A theoretical study of myoglobin working as a nitric oxide scavenger

The mechanism for the reaction between nitric oxide (NO) and O(2) bound to the heme iron of myoglobin (Mb), including the following isomerization to nitrate, has been investigated using hybrid density functional theory (B3LYP). Myoglobin working as a NO scavenger could be of importance, since NO reversibly inhibits the terminal enzyme in the respiration chain, cytochrome c oxidase. The concentration of NO in the cell will thus affect the respiration and thereby the synthesis of ATP. The calculations show that the reaction between NO and the heme-bound O(2) gives a peroxynitrite intermediate whose O-O bond undergoes a homolytic cleavage, forming a NO(2) radical and myoglobin in the oxo-ferryl state. The NO(2) radical then recombines with the oxo-ferryl, forming heme-bound nitrate.
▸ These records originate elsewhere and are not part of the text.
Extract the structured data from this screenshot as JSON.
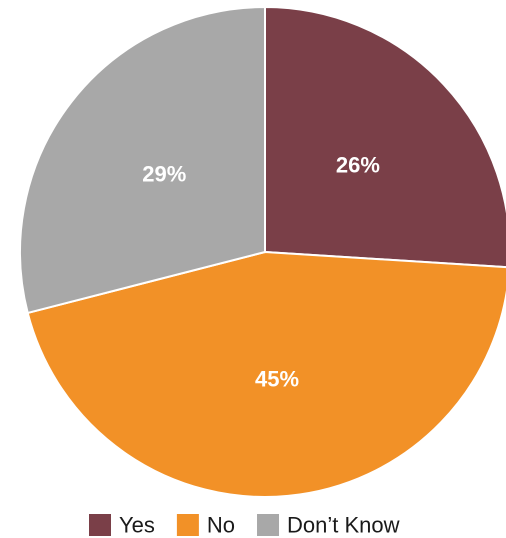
{
  "chart_data": {
    "type": "pie",
    "slices": [
      {
        "label": "Yes",
        "value": 26,
        "display": "26%",
        "color": "#7a3f48"
      },
      {
        "label": "No",
        "value": 45,
        "display": "45%",
        "color": "#f29127"
      },
      {
        "label": "Don’t Know",
        "value": 29,
        "display": "29%",
        "color": "#a8a8a8"
      }
    ],
    "legend": {
      "placement": "bottom-right",
      "entries": [
        "Yes",
        "No",
        "Don’t Know"
      ]
    }
  }
}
Nine different models have been used in the present study to examine the effect on the reaction both by the presence and the protonation state of the distal His64, and by the surroundings of the proximal His93. The barriers going from the oxy-Mb and nitric oxide reactant to the peroxynitrite intermediate and further to the oxo-ferryl and NO(2) radical are around 10 and 7 kcal/mol, respectively. Forming the product, nitrate bound to the heme iron has a barrier of less than approximately 7 kcal/mol. The overall reaction going from a free nitric oxide and oxy-Mb to the heme bound nitrate is exergonic by more than 30 kcal/mol.